Le livre, qui doit prochainement être traduit en français aux éditions du Seuil, décrit aussi longuement la frustration récurrente du secrétaire général de la Maison-Blanche, John Kelly, qui est traditionnellement l'homme le plus proche du président au sein de la "West Wing".
Lors d'une réunion en petit comité, il aurait ainsi affirmé, à propos de Donald Trump : "C'est un idiot. C'est inutile d'essayer de le convaincre de quoi que ce soit. Il a complètement déraillé. On est chez les fous. Je ne sais même pas ce que nous faisons là". Dans une brève réaction, John Kelly a assuré n'avoir jamais qualifié le président d'idiot et réaffirmé son engagement à ses côtés.
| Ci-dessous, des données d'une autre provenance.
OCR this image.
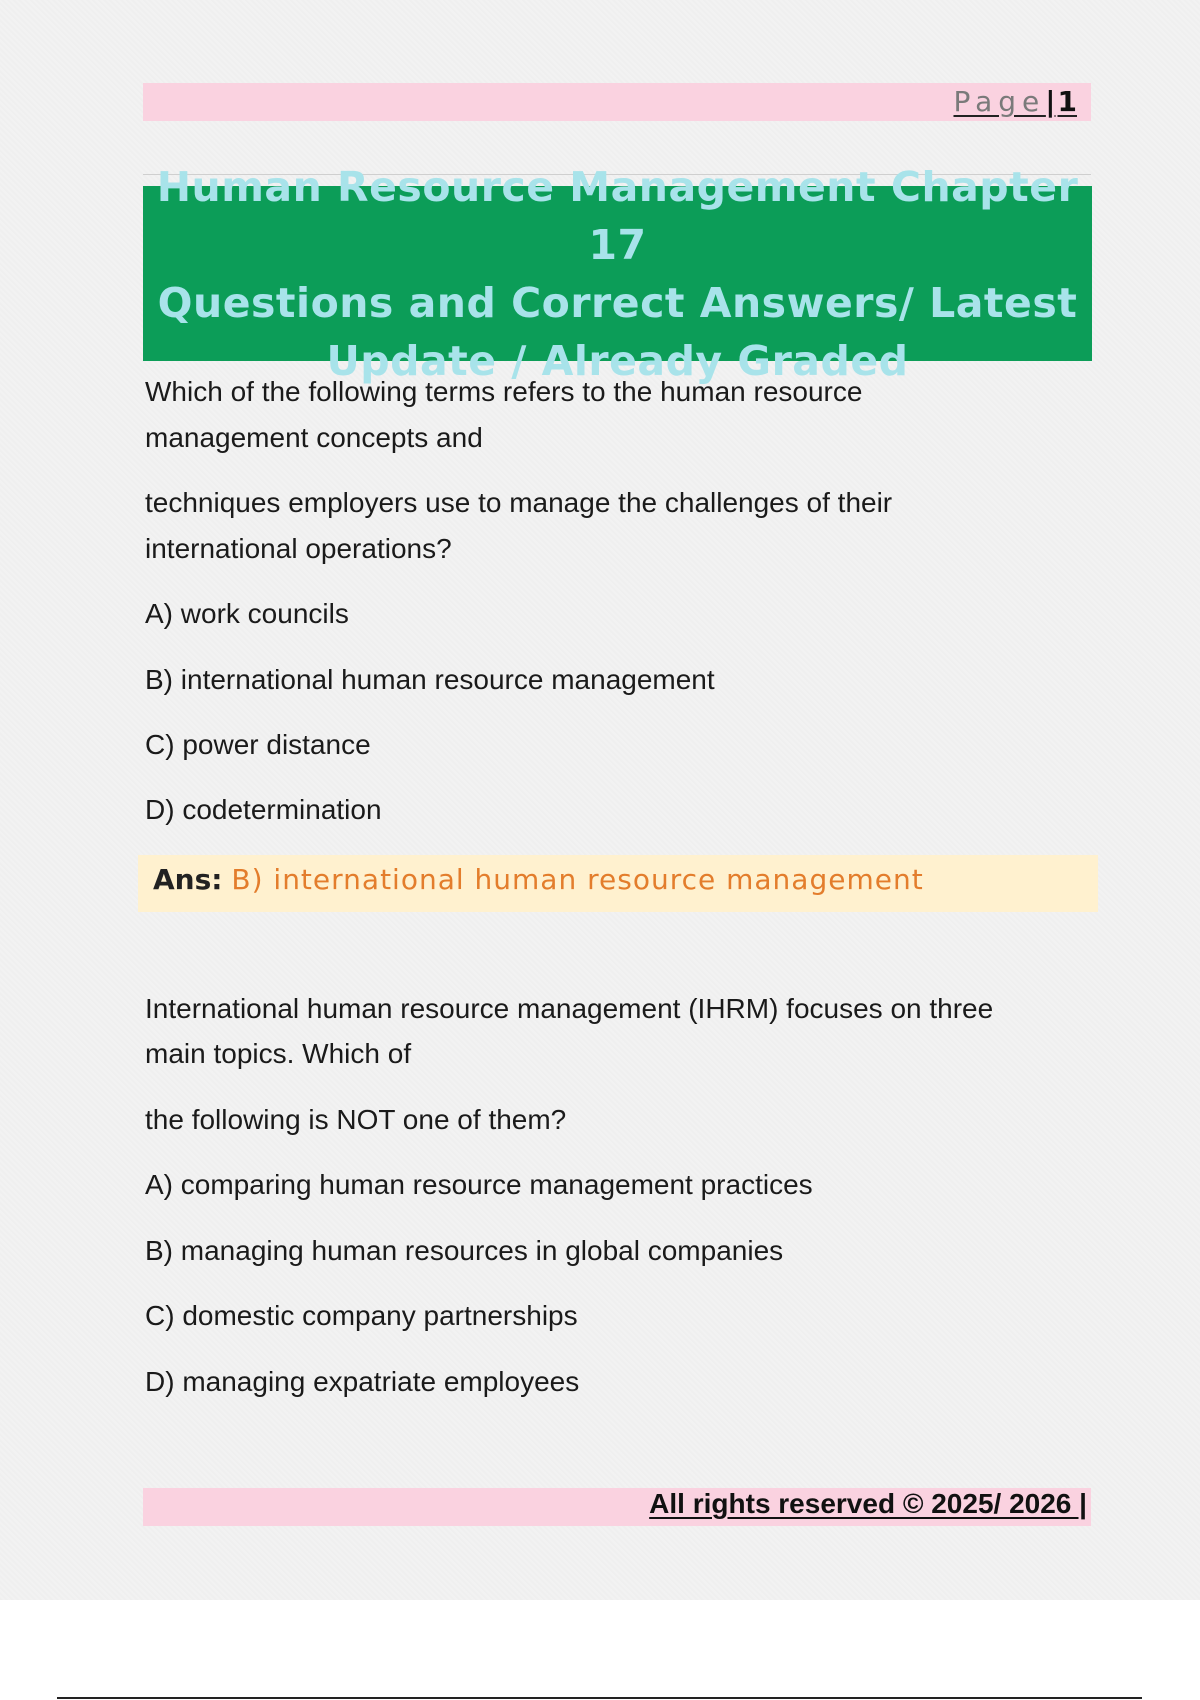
Page|1
Human Resource Management Chapter 17
Questions and Correct Answers/ Latest
Update / Already Graded
Which of the following terms refers to the human resource
management concepts and
techniques employers use to manage the challenges of their
international operations?
A) work councils
B) international human resource management
C) power distance
D) codetermination
International human resource management (IHRM) focuses on three
main topics. Which of
the following is NOT one of them?
A) comparing human resource management practices
B) managing human resources in global companies
C) domestic company partnerships
D) managing expatriate employees
Ans: B) international human resource management
All rights reserved © 2025/ 2026 |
- La chambre présidentielle renommée "l'atelier du diable"
Le prédécesseur de John Kelly, Reince Priebus, a surnommé la chambre du président "l'atelier du diable" car c'est là que Donald Trump regarde le câble et tweete. Il a également, toujours selon Woodward, rebaptisé les matins et les dimanches soirs "l'heure du crime". De son côté, le président avait semble-t-il peu d'estime pour son secrétaire général. Il a ainsi confié qu'il était "comme un rat : il se contente de courir."
- Un ancien général singé et moqué
Peu de personnes sont épargnées par les critiques de Donald Trump, selon les témoignages recueillis par Woodward, pas même le conseiller à la sécurité nationale H.R. McMaster. Trump l'imite souvent dans son dos en gonflant sa poitrine et exagérant sa respiration pour se faire passer pour le général de l'armée à la retraite. Il a également glissé que McMaster porte des costumes bon marché "comme un serveur de bières".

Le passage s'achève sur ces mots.